Kasanka National Park, Zambia.
The first stop on our Zambian adventure after Lusaka (which is an adventure all in itself navigating gridlocked traffic) was to be Kasanka National Park. With tent, table, chairs and all camping equipment in tow, Buck and I, at a max speed of 90km (on a downhill, with a backwind) finally pulled up to the main gate around 5pm – thanks must go to Ross O’Donoghue and Laura O’Donoghue for the sickest car ever and for the lend of all their camping equipment, Cuan Meredith for his hand drawn map and Mark Rollinstone James for his helpful directions. Note to future travellers, unlike us, do not rely on Google Maps as there often isn’t any signal once you turn off the Great East Road.
On arrival at Kasanka a friendly National Parks officer radioed through to Wasa main camp to see if there was any availability (of course, we hadn’t made a booking). Luckily for us, there was a free site at Bufumu and after about an hour drive through the park we arrived to an already lit fire, warm showers and a thatched, open sided hut and all to ourselves. Home for the next two nights. After a delicious meal of rice, and stir fried white aubergine, green beans, tomato, ginger and onion (brought from Mkushi market on the way up) we settled in with a steaming hot cup of tea and watched lighting strike in the distance – I thought to myself, now this is really living!
The camps are basic but comfortable. Each campsite has an attendant to fill the buckets perched atop the thatched roof of the ablution block – one with which to shower with and the other to flush the toilet from. The living space comprises a braai stand, fire place and thatched rondavel. Tapson (the attendant in charge of Bufumu) offered to do the washing up as carting water to and from his hut was hard work – we graciously accepted.

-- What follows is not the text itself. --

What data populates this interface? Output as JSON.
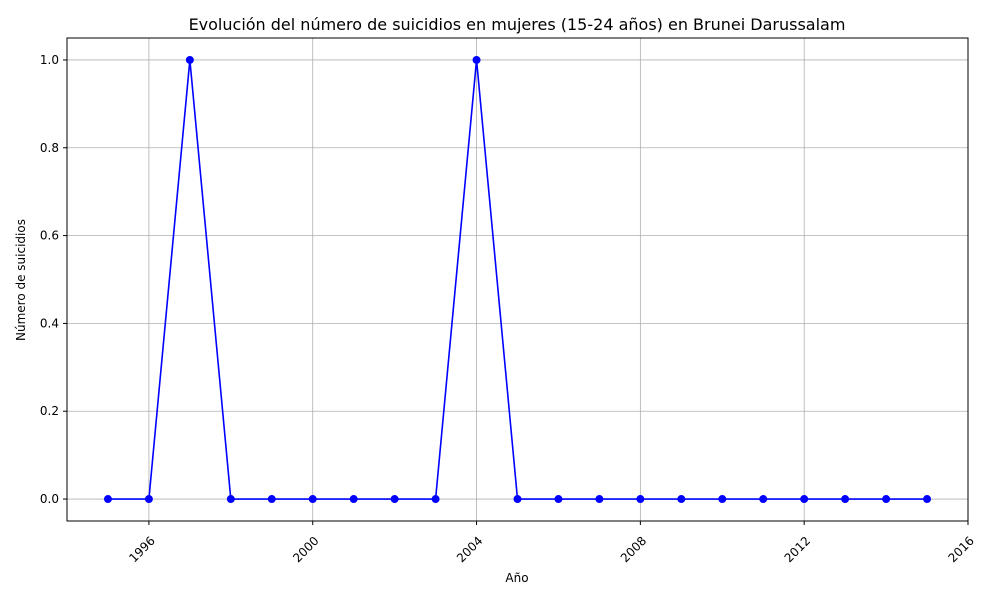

Bat day. After a quick breakfast of peanut butter, toast and coffee we packed up the Cruiser with water, snacks, sunscreen and our camera boxes. Passing by the ‘big tree’ (a 60m high wooden banana) we let our intuition lead us onward, bypassing the main park road which we had already driven the evening before, choosing instead to follow the roads less traveled. Big mistake. Perhaps my map reading skills are worse than what I thought they were, or perhaps there are a few more ‘other roads’ than the Kasanka map acknowledges but we got very lost. We drove through woodland forrest, snaking in and out of drained grasslands for 6 hours with a couple of doves, a family of slender mongoose and two mice spotted – it appears we had found our way out of the park and into the nearby communal lands. A bemused gentleman and his wife kindly pointed us back in the direction we had come with us finally popping out above Pontoon. Finding ourselves with just enough time for a quick lunch of noodles and sardines, we made our way back in good time to watch the bats.

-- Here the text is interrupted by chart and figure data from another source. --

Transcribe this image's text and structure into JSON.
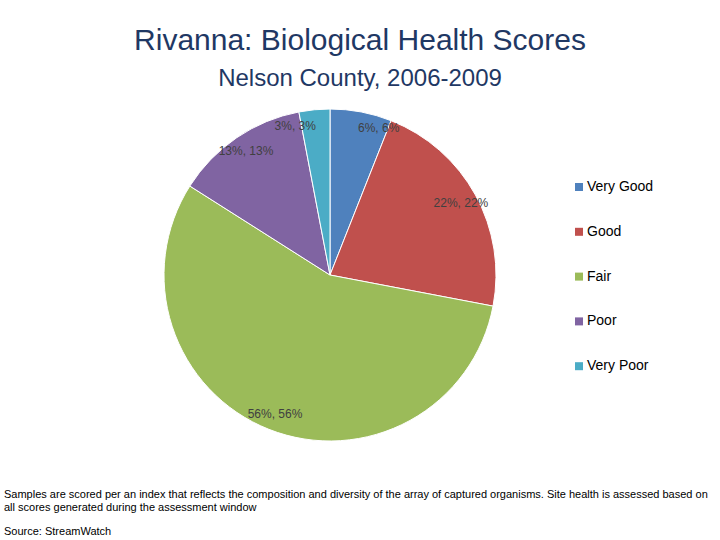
{
  "chart_data": {
    "type": "pie",
    "title": "Rivanna: Biological Health Scores",
    "subtitle": "Nelson County, 2006-2009",
    "categories": [
      "Very Good",
      "Good",
      "Fair",
      "Poor",
      "Very Poor"
    ],
    "values": [
      6,
      22,
      56,
      13,
      3
    ],
    "value_labels": [
      "6%, 6%",
      "22%, 22%",
      "56%, 56%",
      "13%, 13%",
      "3%, 3%"
    ],
    "colors": [
      "#4f81bd",
      "#c0504d",
      "#9bbb59",
      "#8064a2",
      "#4bacc6"
    ],
    "data_labels": true,
    "legend": "right",
    "annotations": [
      "Samples are scored per an index that reflects the composition and diversity of the array of captured organisms. Site health is assessed based on all scores generated during the assessment window",
      "Source: StreamWatch"
    ]
  }
}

On our way to Fibwe, we passed herds of Puku and scores of baboons – so here was where the game hung out. If you are here to see the bats, spend your first evening watching them from the public viewing point at Fibwe – they fly right over you and if you are lucky (which I was) you may even be blessed with a bat dropping on your head. The bat migration is truly amazing! Depending on who you ask, there are anything from 5-10 million of the straw coloured fruit bats nesting in the marshland trees of Kasanka, sleeping the daylight hours away before taking off en masse to feed on the surrounding water berry, mango, wild loquat and red milkwood berries. The bats fly from the Congo Basin to Kasanka every year, roosting in the park throughout November and December before flying back to the Congo again.
It is hard to describe the magnificence of having thousands and thousands of bats above you. The fruit bats are quite large – about a small chicken in size- dark in colour and absolutely silent. I suppose the best way to describe the experience is to describe what happens to the groups of humans watching – a hush descends, people start to whisper; it’s as if in undiscussed agreement, we all fall into reverent silence, watching in awe. It is simply incredible.